In its opening, the defense asserted that Rose was complicit in the drive-by shooting, identifying the target to the gunman, Hester. Rose had an empty ammunition clip in his pants when he was killed, and two handguns were recovered from inside the vehicle.
The prosecutor urged jurors to focus on what Rosfeld knew about any of that when he shot Rose.
Rosfeld initially told investigators that he saw something in Rose's hand that Rosfeld thought was a gun, according to a police affidavit.
"This observation caused him to step from behind the cover of his car door to acquire a better view," the affidavit said. "He then fired his weapon."
Investigators have said Rosfeld subsequently told the detectives he did not see a gun when the passenger ran.
"When confronted with this inconsistency, Rosfeld stated he saw something in the passenger's hand but was not sure what it was," police wrote. "In addition, Officer Rosfeld stated that he was not certain if the individual who had his arm pointed at him was still pointing at him when he fired the shots."
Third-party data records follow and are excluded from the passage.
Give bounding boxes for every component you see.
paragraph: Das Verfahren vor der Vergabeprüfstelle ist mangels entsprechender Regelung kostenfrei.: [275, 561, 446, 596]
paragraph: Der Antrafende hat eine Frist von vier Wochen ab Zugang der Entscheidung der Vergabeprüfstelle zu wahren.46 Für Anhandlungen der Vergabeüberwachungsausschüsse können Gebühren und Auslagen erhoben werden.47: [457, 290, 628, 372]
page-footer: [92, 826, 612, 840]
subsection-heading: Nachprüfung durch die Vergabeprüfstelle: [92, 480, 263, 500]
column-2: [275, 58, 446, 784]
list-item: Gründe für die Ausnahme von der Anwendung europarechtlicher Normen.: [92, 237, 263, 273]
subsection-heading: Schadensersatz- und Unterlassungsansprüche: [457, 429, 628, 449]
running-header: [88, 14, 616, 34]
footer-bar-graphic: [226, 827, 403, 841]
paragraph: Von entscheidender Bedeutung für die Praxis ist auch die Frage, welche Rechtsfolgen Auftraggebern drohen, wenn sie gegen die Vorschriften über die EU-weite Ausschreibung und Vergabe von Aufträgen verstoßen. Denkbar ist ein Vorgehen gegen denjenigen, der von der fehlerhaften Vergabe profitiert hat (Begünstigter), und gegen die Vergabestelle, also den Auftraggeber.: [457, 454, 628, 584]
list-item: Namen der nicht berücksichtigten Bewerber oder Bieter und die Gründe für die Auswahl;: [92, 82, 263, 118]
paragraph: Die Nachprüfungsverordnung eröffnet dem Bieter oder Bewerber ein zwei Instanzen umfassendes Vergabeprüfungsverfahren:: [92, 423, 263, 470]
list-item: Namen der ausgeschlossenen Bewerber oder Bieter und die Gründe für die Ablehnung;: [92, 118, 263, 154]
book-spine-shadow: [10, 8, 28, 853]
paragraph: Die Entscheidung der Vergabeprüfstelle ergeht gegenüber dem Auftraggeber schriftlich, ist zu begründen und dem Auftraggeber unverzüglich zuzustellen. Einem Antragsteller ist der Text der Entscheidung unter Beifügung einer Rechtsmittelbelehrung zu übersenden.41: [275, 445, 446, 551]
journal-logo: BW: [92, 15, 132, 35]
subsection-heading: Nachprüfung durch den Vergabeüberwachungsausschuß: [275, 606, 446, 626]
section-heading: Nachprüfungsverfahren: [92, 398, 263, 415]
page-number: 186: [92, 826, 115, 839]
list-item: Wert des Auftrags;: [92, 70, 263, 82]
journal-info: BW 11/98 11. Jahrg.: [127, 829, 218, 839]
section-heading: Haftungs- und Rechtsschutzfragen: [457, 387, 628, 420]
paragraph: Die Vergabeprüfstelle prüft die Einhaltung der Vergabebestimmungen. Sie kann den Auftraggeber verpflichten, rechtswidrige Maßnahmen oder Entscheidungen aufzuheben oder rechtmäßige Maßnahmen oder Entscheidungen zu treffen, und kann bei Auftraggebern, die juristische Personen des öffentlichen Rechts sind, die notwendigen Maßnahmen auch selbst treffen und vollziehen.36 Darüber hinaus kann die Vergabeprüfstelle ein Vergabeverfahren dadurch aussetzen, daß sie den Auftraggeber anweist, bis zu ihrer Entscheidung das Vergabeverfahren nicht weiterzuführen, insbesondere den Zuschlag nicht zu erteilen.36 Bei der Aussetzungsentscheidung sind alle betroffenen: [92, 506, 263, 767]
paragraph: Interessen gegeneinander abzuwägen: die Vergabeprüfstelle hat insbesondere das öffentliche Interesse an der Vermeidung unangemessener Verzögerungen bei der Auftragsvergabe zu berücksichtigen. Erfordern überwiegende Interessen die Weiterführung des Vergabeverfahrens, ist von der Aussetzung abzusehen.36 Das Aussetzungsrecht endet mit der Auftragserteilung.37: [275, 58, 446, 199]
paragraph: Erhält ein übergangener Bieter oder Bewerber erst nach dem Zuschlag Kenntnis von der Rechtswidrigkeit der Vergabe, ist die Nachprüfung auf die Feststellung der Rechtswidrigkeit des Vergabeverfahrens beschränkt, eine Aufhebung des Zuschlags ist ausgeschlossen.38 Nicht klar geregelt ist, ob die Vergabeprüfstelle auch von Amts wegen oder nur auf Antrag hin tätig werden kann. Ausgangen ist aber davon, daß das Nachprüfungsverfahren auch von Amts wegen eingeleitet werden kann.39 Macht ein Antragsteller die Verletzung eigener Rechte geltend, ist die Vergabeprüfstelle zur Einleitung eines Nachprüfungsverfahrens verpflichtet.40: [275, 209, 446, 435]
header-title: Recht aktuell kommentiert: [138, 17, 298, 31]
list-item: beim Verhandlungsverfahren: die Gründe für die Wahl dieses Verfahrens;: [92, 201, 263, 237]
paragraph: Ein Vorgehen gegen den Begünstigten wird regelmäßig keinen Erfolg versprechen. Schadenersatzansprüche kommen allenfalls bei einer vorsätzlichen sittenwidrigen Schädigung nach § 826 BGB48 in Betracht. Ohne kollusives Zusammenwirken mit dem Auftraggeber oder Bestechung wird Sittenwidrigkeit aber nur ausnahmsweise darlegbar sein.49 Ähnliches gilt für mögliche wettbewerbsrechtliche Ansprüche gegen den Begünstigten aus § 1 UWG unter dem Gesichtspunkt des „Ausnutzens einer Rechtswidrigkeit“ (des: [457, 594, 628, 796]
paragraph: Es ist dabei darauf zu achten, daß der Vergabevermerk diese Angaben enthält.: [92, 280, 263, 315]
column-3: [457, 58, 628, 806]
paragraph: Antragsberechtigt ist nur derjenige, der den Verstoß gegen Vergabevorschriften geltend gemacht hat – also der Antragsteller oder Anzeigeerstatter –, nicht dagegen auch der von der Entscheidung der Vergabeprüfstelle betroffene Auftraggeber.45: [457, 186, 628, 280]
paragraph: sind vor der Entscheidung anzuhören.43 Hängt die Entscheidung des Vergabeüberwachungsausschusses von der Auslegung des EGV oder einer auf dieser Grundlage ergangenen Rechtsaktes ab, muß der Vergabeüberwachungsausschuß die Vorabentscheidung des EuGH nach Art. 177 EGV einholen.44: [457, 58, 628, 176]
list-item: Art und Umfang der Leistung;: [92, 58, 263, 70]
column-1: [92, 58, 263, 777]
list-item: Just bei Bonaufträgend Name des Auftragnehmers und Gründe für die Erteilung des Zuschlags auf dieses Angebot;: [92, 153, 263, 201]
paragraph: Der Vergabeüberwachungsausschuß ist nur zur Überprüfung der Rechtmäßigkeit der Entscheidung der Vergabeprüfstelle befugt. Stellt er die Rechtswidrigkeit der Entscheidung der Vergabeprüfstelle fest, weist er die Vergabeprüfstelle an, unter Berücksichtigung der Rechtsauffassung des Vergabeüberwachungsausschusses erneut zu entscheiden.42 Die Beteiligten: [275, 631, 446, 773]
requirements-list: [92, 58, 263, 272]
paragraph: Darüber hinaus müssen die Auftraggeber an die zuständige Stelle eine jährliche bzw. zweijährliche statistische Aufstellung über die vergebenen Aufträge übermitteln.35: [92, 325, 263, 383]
Prosecutors reportedly emphasized that Rose wasn't a threat because he was running away as he was shot. But defense attorneys argued Rosfeld had reason to believe Rose was armed and dangerous.
Rosfeld's attorney Patrick Thomassey told the court the shooting happened outside of a senior living facility, reports CBS Pittsburgh. He said Rose and the other young man he was with "could have gone into there and taken someone hostage" and "turned it into a SWAT situation." He said Rosfeld was just "protecting the community."
"You have to make, as a police officer, a split second decision," he said.
Supporters of Rose's family gasped and exclaimed at various points during the defense opening statement, leading deputies to call for order, reports the Pittsburgh Post-Gazette.
Rosfeld had been on the East Pittsburgh police force for just a few weeks after working for other departments over seven years. After the shooting, East Pittsburgh shut down its police force and began to rely on state police to cover the territory.